Let $K$ be an algebraically closed field of characteristic $p>0$ and let $I\subset K[x_{1},\dots,x_{n}]$ be an ideal generated by (homogeneous) polynomials of degree $d$. Assume that $I$ is reduced, that is, its nilpotency index (aka the Noether exponent; the smallest integer $e$ such that $(\sqrt{I})^{e}\subseteq I$) is $1$. Let $f_{1},\dots, f_{k}\in K[x_{1},\dots,x_{n}]$ be linear homogeneous polynomials.

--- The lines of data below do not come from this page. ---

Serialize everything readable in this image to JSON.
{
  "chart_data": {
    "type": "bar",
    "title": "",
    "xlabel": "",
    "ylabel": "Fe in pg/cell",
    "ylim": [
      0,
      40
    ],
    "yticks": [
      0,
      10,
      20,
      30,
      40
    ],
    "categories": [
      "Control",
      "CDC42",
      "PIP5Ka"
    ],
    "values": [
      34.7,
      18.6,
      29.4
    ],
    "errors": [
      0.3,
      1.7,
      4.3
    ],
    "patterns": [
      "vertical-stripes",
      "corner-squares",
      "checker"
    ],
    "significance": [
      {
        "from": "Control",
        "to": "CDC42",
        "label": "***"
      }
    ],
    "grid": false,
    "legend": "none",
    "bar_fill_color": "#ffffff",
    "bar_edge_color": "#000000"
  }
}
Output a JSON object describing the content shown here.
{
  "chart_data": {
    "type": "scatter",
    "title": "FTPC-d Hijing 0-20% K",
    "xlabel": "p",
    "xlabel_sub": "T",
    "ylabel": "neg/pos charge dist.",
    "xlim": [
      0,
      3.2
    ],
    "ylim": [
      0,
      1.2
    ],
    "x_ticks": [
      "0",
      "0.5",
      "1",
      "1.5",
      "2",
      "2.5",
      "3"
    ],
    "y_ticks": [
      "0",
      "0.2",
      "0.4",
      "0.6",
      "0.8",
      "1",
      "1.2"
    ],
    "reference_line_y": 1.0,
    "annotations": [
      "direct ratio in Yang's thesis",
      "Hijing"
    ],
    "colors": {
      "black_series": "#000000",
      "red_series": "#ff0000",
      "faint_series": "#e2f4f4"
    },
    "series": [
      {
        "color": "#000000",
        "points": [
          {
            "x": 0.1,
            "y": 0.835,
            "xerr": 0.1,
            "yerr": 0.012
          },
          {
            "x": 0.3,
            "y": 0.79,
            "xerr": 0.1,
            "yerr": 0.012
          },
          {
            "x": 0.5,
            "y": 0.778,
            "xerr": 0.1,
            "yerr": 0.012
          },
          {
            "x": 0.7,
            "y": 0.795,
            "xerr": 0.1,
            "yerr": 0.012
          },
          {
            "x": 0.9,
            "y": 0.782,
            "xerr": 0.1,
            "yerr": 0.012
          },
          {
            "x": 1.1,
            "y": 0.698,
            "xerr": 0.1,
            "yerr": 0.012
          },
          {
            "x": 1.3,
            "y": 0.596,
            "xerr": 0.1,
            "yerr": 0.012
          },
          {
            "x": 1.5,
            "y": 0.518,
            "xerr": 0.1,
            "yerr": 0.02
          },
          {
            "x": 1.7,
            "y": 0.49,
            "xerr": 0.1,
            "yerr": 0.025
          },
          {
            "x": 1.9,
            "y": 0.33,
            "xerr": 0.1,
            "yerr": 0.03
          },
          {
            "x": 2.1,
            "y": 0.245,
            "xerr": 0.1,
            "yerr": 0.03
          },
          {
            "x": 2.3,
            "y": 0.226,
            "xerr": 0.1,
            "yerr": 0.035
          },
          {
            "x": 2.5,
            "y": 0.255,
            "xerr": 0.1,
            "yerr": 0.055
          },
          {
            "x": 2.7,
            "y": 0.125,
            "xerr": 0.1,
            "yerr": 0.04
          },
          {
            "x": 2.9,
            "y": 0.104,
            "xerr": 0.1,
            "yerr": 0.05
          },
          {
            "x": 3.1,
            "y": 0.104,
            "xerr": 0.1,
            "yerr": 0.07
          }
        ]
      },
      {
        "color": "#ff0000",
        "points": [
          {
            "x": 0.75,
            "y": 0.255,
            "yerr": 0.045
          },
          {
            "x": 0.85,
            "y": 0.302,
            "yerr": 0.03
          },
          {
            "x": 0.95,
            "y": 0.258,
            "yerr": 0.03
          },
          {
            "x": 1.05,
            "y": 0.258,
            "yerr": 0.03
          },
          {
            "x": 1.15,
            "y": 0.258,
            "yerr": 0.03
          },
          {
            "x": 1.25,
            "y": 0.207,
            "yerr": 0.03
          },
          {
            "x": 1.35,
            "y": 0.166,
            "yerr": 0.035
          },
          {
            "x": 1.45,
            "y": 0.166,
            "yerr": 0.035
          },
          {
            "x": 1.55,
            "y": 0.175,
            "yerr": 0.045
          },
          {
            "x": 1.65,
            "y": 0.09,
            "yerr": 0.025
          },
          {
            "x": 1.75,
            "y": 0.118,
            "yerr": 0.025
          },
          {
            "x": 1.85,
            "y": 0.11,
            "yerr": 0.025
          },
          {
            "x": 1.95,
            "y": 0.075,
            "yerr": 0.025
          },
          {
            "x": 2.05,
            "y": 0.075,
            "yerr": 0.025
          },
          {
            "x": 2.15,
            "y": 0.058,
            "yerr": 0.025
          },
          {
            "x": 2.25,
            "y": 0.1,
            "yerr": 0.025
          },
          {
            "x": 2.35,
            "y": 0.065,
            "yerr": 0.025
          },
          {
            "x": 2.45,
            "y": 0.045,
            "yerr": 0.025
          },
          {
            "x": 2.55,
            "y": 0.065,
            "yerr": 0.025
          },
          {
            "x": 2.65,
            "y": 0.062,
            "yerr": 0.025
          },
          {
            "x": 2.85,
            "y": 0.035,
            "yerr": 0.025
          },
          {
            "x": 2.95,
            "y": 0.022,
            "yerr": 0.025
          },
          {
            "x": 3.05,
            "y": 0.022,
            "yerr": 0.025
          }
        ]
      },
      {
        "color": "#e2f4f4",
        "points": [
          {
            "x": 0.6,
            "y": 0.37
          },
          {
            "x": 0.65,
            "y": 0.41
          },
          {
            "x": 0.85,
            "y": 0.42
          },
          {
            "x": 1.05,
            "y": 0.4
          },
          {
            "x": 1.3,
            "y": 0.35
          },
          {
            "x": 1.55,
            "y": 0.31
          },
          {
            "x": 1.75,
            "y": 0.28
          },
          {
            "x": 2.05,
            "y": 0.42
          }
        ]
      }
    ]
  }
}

By results of Kollár (Sharp effective Nullstellensatz), and later improvements by Jelonek (On the effective Nullstellensatz) it is possible to bound the nilpotency index of $(I,f_{1},\dots,f_{k})$ by $d^{n}$. I am wondering if the knowledge that the nilpotency index of $I$ is $1$ can be used to improve this without knowing anything else about $I$:
Is there a bound on the nilpotency index of the ideal $(I,f_{1},\dots,f_{k})$ which is better than $d^n$? Does it help if we know that the ideal defines an affine group scheme, that is, if $K[x_{1},\dots,x_{n}]/(I,f_{1},\dots,f_{k})$ is a Hopf algebra?
Even if we only have a bound similar to $d^{n}$ in general, I am interested in bounding the possible prime divisors of the nilpotency index of $(I,f_{1},\dots,f_{k})$. We certainly need at least the prime divisors of $d$ in general, but are these enough?